Malgré cela, le racisme environnemental est une réalité dont on parle encore bien peu au Québec. « Maintenant, l’environnement est raciste ? » Non. Mais il importe d’analyser la convergence des injustices sociales et du racisme systémique.
Le racisme environnemental au Québec
Lorsque les pratiques et politiques en environnement favorisent une partie de la population au détriment des personnes racisées, on peut crier au racisme environnemental. En bref, il s’agit de dire que les personnes racisées dans le monde se trouvent exposés de façon plus importante aux dangers environnementaux et aux changements climatiques et en subissent davantage les conséquences. Ces personnes sont également particulièrement employées dans des secteurs dangereux pour leur sécurité et leur santé, comme le secteur minier. Au Québec, les Autochtones subissent particulièrement la pollution des mines.
Ce phénomène montre bien sûr les inégalités entre le Nord et le Sud, mais il est également présent au sein des sociétés occidentales En ce sens, il s’agit de mener une analyse politique des liens entre pauvreté, racisme systémique et vulnérabilités aux conséquences environnementales. Les personnes racisées, au Québec comme ailleurs, sont plus susceptibles d’être en situation de pauvreté et d’isolement. Cela est dû à plusieurs facteurs en lien avec le racisme systémique. Les personnes racisées ont plus de difficultés à accéder à l’emploi et aux ressources socio-économiques. Le Recensement de 2016 a révélé que 20,8 % des personnes de couleur ont un faible revenu comparativement à 12,2 % des personnes non racialisées. Le taux de pauvreté des enfants racialisés est le double de celui des enfants non racialisés (22,8 % c. 10,7 %). Les personnes racisées gagnent, en général, un moins bon salaire pour le même travail que les personnes non-racisées. Les femmes minoritaires au Québec gagnent environ 32 % moins que la norme pancanadienne Les hommes minoritaires 22,3% de moins que la moyenne que les hommes non-racisées canadiens1.Ils sont donc plus susceptibles d’être vulnérables aux répercussions des changements climatiques, comme les inondations ou les canicules. De plus, le racisme environnemental risque fortement de s’accentuer dans les prochaines années, alors que les changements climatiques se feront de plus en plus sentir à travers le monde.

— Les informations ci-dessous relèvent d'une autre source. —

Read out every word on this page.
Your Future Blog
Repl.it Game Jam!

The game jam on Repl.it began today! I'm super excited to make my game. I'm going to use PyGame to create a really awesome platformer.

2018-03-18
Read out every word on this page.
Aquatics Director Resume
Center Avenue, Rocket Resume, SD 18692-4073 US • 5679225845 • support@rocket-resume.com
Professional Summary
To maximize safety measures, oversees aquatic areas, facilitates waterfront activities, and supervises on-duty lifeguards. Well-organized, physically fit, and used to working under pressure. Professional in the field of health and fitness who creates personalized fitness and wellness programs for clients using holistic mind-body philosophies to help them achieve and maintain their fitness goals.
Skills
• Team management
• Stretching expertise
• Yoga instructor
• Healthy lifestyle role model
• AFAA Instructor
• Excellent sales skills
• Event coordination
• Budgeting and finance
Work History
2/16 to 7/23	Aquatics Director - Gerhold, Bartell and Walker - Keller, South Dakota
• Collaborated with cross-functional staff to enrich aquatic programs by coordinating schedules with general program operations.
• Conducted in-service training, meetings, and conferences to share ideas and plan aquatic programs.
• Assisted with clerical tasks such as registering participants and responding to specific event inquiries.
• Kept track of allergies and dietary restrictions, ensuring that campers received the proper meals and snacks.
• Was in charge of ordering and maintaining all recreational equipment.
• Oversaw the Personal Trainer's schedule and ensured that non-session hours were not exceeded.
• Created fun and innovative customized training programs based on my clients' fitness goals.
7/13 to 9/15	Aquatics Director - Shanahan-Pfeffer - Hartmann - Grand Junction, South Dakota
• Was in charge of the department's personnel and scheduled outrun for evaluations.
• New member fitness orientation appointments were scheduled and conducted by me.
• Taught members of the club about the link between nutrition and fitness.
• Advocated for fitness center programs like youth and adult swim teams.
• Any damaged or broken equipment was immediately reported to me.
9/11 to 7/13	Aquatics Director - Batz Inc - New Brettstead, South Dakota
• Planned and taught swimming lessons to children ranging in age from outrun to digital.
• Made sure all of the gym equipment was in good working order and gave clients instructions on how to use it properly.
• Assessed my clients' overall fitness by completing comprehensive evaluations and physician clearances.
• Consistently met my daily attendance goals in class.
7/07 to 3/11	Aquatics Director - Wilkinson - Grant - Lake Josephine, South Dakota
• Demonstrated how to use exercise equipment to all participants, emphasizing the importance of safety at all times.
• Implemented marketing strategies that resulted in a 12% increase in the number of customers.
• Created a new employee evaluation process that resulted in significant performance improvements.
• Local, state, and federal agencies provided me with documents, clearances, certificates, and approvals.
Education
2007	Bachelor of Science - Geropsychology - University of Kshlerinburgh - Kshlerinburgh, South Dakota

Une réalité passée sous silence
Si les chiffres parlent d’eux-mêmes, pourquoi cette réalité est passée sous silence ? Pour prendre conscience et action en matière de racisme environnemental, il est d’abord essentiel de reconnaitre le racisme systémique québécois. Or, les évènements de 2020 dont le point de départ fut la mort de l’afro-américain George Floyd, puis récemment celle de Joyce Echaquan, nous ont malheureusement montré combien reconnaitre le racisme systémique était difficile pour les Québécois-es et leurs élu-es. Un bon exemple de cela est le texte de André Lamoureux et Michèle Sirois « Le racisme « systémique » québécois, une fabrication » publié le 18 avril dans La Presse +. Pensons aussi à François Legault qui déclarait en conférence de presse le 1er juin : « Je pense que la discrimination existe au Québec, mais il n’y a pas de discrimination systémique. Il n’y a pas de système de discrimination ».Si le racisme systémique n’existe pas, comment explique-t-on les résultats d’études comme celui de la Commission des droits de la personnes et des droits de la jeunesse : Pour un emploi non qualifié, les chances d’être convoqués à un entrevue sont de 46,4 % pour les personnes blanches et de 28,7 % pour les racisées. Dans les emplois qualifiés, 30,2 % de chance d’avoir un entretien pour les blancs contre 18,3 % pour les personnes racisées2.
La difficulté de s’avouer comme prenant part à un système tolérant le racisme au sein de ses institutions tient ses origines dans l’histoire et les questionnements identitaires du Québec. En effet, d’abord, les Québécois gardent une crainte de perdre leur identité, leurs valeurs et leur culture, alors que leur survie fut historiquement menacée au sein d’un Canada majoritairement anglophone et par une culture américaine hégémonique. De surcroit, les Québécois-es semblent encore nier que l’esclavagisme et les violences envers les personnes racisées, notamment les Noirs et les Premières Nations ont également été commis ici, le Québec a bien eu des esclaves, nombre de documents historiques et d’experts en témoignent3. Cette difficulté à assumer notre passé de colonisateur vient en partie du fait qu’il est difficile d’admettre qu’un peuple qui a subi les violences de la colonisation peut également les faire subir aux autres.
Reconnaitre le racisme systémique au Québec, c’est accepter de reconnaitre que nous n’avons pas seulement été victimes, mais également bourreaux et que les relations de pouvoir dont il était question à l’époque de la colonisation sont encore bien ancrées dans les institutions provinciales. Nous pouvons penser au profilage racial, particulièrement d’actualité (ce dernier a d’ailleurs été étudié et reconnu par le SPVM dans un rapport d’enquête sorti en octobre 2019).
Il devient urgent et d’actualité de reconnaitre nos fragilités identitaires et leurs conséquences dans le but de comprendre les fondements et les dangers du racisme environnemental et de permettre la mise en place de politiques concrètes pour s’y attaquer. Corriger ses propres erreurs permettrait au Québec de devenir un leader en matière de combat contre le racisme systémique.
NOTES
1. Voir, à ce sujet, l’étude de 2019 d’Alexis Martig : https://muse-jhu-edu.proxy.bibliotheques.uqam.ca/chapter/2455317
2.Pour consulter cette étude : http://www.cdpdj.qc.ca/publications/etude_testing_discrimination_emploi.pdf
3.Voir, par exemple, les écrits de Marcel Ttudel et les archives de la BANQ.